Dans une atmosphère à la fois flamboyante et oppressante, la série mêle les ruelles ensoleillées d’Andalousie à l’élégance décadente des cours aristocratiques du XVIIIᵉ siècle, tout en conservant le ton sombre et calculateur qui a fait la renommée de l’univers de « La Casa de Papel ».
Préparez‑vous à suivre un casse qui dépasse l’entendement, où chaque rebondissement vous pousse à vouloir en savoir davantage.

Fiche de la Série
Synopsis
Un plan audacieux, un duc vaniteux et une œuvre d’art inestimable : le décor est planté pour un braquage d’envergure.
Berlin rassemble son équipe de voleurs d’élite à Séville pour dérober la fameuse « Dame à l’hermine », un tableau de Léonard de Vinci, en manipulant un duc ambitieux qui devient, sans le savoir, la pièce maîtresse du stratagème.
Les protagonistes sont confrontés à leurs propres démons : Berlin, obsédé par la perfection du coup, doit gérer son ego et son passé ; Michelle Jenner incarne une nouvelle recrue au passé trouble, tandis que Tristán Ulloa joue le rôle du duc, tiraillé entre ambition et loyauté.
La tension monte à chaque épisode, chaque décision pouvant tout faire basculer, laissant le spectateur dans l’attente d’un dénouement explosif.
Critique & Avis
Notre Critique
« Berlin et La Dame à l’hermine » est une bouffée d’adrénaline pure, un concentré de suspense qui ne laisse aucun répit.
Le rythme est savamment dosé : les scènes d’action s’enchaînent avec une écriture qui mêle humour noir et dialogues incisifs, tandis que la réalisation d’Álex Pina offre des plans larges sur Séville qui contrastent avec des gros plans intimistes sur les visages des personnages.
Les points forts résident surtout dans le jeu de Pedro Alonso, qui retrouve toute la prestance de Berlin, et la performance charismatique de Michelle Jenner, qui apporte une fraîcheur bienvenue. Le scénario, riche en rebondissements, reste cohérent malgré l’ampleur du casse.
Le seul bémol réside dans quelques longueurs au milieu de l’épisode quatre, où l’intrigue secondaire ralentit légèrement le fil principal.
Comparée à « La Casa de Papel », cette série se montre plus raffinée sur le plan visuel et plus ancrée dans un contexte historique, tout en conservant le même goût du grand coup.
En définitive, une saison captivante qui pose les bases d’une saga prometteuse, à consommer sans modération.
Bande-annonce
Pourquoi regarder Berlin et La Dame à l'hermine ?
- Un casting de haut vol
Pedro Alonso retrouve son rôle emblématique, épaulé par Michelle Jenner, Tristán Ulloa et Begoña Vargas, offrant une alchimie exceptionnelle à l’écran.

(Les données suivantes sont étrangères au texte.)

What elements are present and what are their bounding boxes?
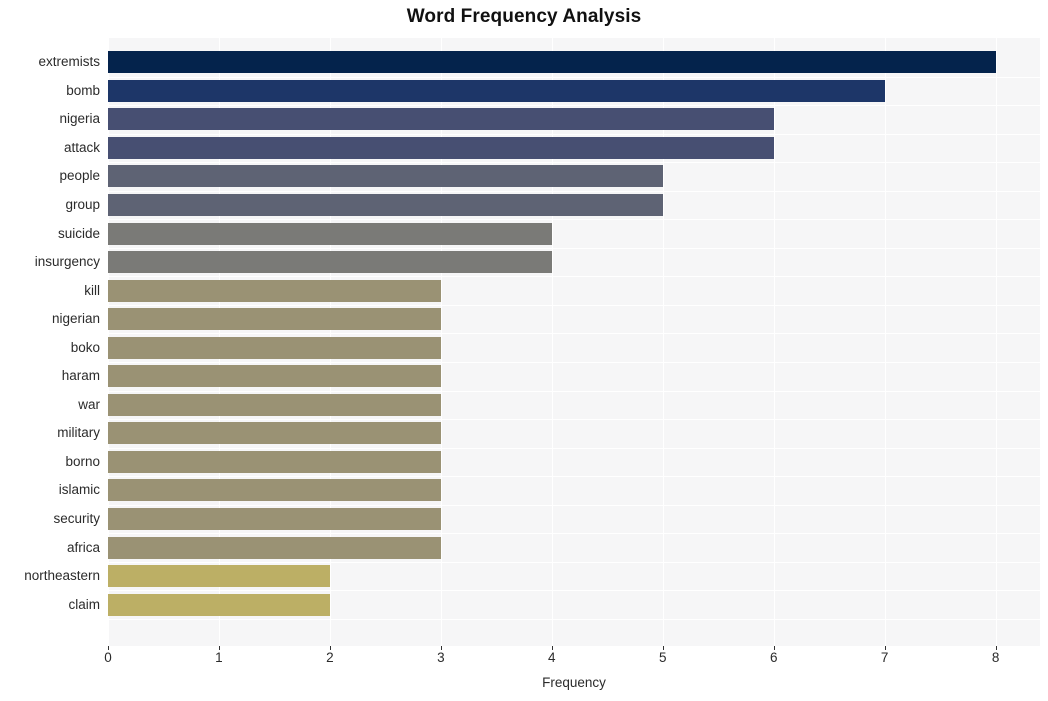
- x-tick-label-4: 4: [548, 650, 556, 665]
- x-tick-label-6: 6: [769, 650, 778, 665]
- y-tick-label-haram: haram: [61, 368, 100, 383]
- y-gridline: [108, 219, 1040, 220]
- x-tick-label-7: 7: [880, 650, 889, 665]
- y-tick-label-kill: kill: [84, 283, 100, 298]
- bar-war: [108, 394, 441, 416]
- x-gridline: [884, 38, 886, 646]
- bar-kill: [108, 280, 441, 302]
- bar-extremists: [108, 51, 996, 73]
- bar-security: [108, 508, 441, 530]
- x-gridline: [995, 38, 997, 646]
- y-gridline: [108, 162, 1040, 163]
- y-tick-label-people: people: [59, 168, 100, 183]
- bar-suicide: [108, 223, 552, 245]
- y-gridline: [108, 448, 1040, 449]
- y-gridline: [108, 476, 1040, 477]
- y-gridline: [108, 590, 1040, 591]
- y-gridline: [108, 505, 1040, 506]
- y-tick-label-group: group: [65, 197, 100, 212]
- y-gridline: [108, 191, 1040, 192]
- bar-borno: [108, 451, 441, 473]
- x-tick-label-2: 2: [326, 650, 334, 665]
- x-tick-label-1: 1: [215, 650, 223, 665]
- y-tick-label-africa: africa: [66, 540, 100, 555]
- y-tick-label-boko: boko: [70, 340, 100, 355]
- y-gridline: [108, 77, 1040, 78]
- bar-haram: [108, 365, 441, 387]
- y-tick-label-nigeria: nigeria: [59, 111, 100, 126]
- y-gridline: [108, 276, 1040, 277]
- y-gridline: [108, 391, 1040, 392]
- y-gridline: [108, 134, 1040, 135]
- x-tick-label-3: 3: [437, 650, 445, 665]
- y-tick-label-islamic: islamic: [58, 482, 100, 497]
- bar-bomb: [108, 80, 885, 102]
- plot-area: [108, 38, 1040, 646]
- x-tick-label-8: 8: [991, 650, 1000, 665]
- y-tick-label-nigerian: nigerian: [51, 311, 100, 326]
- y-gridline: [108, 248, 1040, 249]
- y-tick-label-claim: claim: [68, 597, 100, 612]
- y-tick-label-suicide: suicide: [57, 226, 100, 241]
- x-tick-label-5: 5: [658, 650, 667, 665]
- bar-group: [108, 194, 663, 216]
- x-gridline: [773, 38, 775, 646]
- bar-boko: [108, 337, 441, 359]
- y-tick-label-war: war: [78, 397, 100, 412]
- y-tick-label-military: military: [57, 425, 100, 440]
- y-tick-label-borno: borno: [65, 454, 100, 469]
- bar-nigeria: [108, 108, 774, 130]
- word-frequency-chart: Word Frequency Analysis extremists bomb ni…: [0, 0, 1048, 701]
- y-gridline: [108, 533, 1040, 534]
- y-gridline: [108, 305, 1040, 306]
- x-tick-label-0: 0: [104, 650, 112, 665]
- y-gridline: [108, 619, 1040, 620]
- x-axis-ticks: 0 1 2 3 4 5 6 7 8: [0, 646, 1048, 672]
- bar-nigerian: [108, 308, 441, 330]
- bar-people: [108, 165, 663, 187]
- bar-africa: [108, 537, 441, 559]
- bar-attack: [108, 137, 774, 159]
- bar-islamic: [108, 479, 441, 501]
- bar-northeastern: [108, 565, 330, 587]
- page-title: Word Frequency Analysis: [406, 6, 642, 27]
- y-gridline: [108, 333, 1040, 334]
- y-gridline: [108, 562, 1040, 563]
- y-gridline: [108, 419, 1040, 420]
- y-tick-label-attack: attack: [63, 140, 100, 155]
- bar-military: [108, 422, 441, 444]
- y-tick-label-northeastern: northeastern: [24, 568, 100, 583]
- y-tick-label-security: security: [53, 511, 100, 526]
- y-tick-label-insurgency: insurgency: [34, 254, 100, 269]
- y-tick-label-bomb: bomb: [66, 83, 100, 98]
- x-axis-label: Frequency: [542, 675, 606, 690]
- y-gridline: [108, 362, 1040, 363]
- bar-insurgency: [108, 251, 552, 273]
- y-tick-label-extremists: extremists: [38, 54, 100, 69]
- y-axis-labels: extremists bomb nigeria attack people group su…: [0, 38, 100, 646]
- y-gridline: [108, 105, 1040, 106]
- bar-claim: [108, 594, 330, 616]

- Des personnages aux multiples facettes
Chaque protagoniste possède une histoire personnelle profonde, rendant leurs motivations crédibles et attachantes.
- Une bande‑son originale
La musique, signée par le compositeur espagnol Carlos García, mêle flamenco et électronique, renforçant l’ambiance andalouse et le suspense.
- Des décors époustouflants
Les prises de vue à Séville, entre les patios fleuris et les ruelles étroites, offrent un véritable tableau vivant qui sert de toile de fond au braquage.
- Un scénario ingénieux
Le scénario, signé Esther Martínez Lobato, combine habilement intrigue historique et modernité, avec des rebondissements qui tiennent le spectateur en haleine.
Où Regarder en Streaming
Récompenses
- Prix de la Série Européenne 2027 – Meilleure Production Originale
Récompensée pour son originalité narrative et la qualité de sa mise en scène.
- Nomination aux International Emmy Awards 2027 – Meilleure Série Dramatique
Une reconnaissance internationale du travail d’ensemble, notamment du scénario et du jeu d’acteur.
Anecdotes
Le saviez‑vous ? Le tableau « La Dame à l’hermine » a été recréé à l’identique par les décorateurs, grâce à une copie conservée au Musée du Prado, afin d’assurer une authenticité visuelle.
- Les scènes de course-poursuite à cheval ont été filmées avec de vrais destriers, sans recours aux effets numériques.
- Pedro Alonso a insisté pour que son personnage porte une montre de poche du XVIIIᵉ siècle, véritable pièce d’époque.
- Le réalisateur a passé deux semaines à étudier les archives du duc de Séville pour rendre les dialogues historiques crédibles.
- Le générique d’ouverture a été réalisé par le studio d’animation espagnol Ilion, connu pour ses travaux sur « La Casa de Papel ».
- Le titre de chaque épisode fait référence à une œuvre d’art de Léonard de Vinci.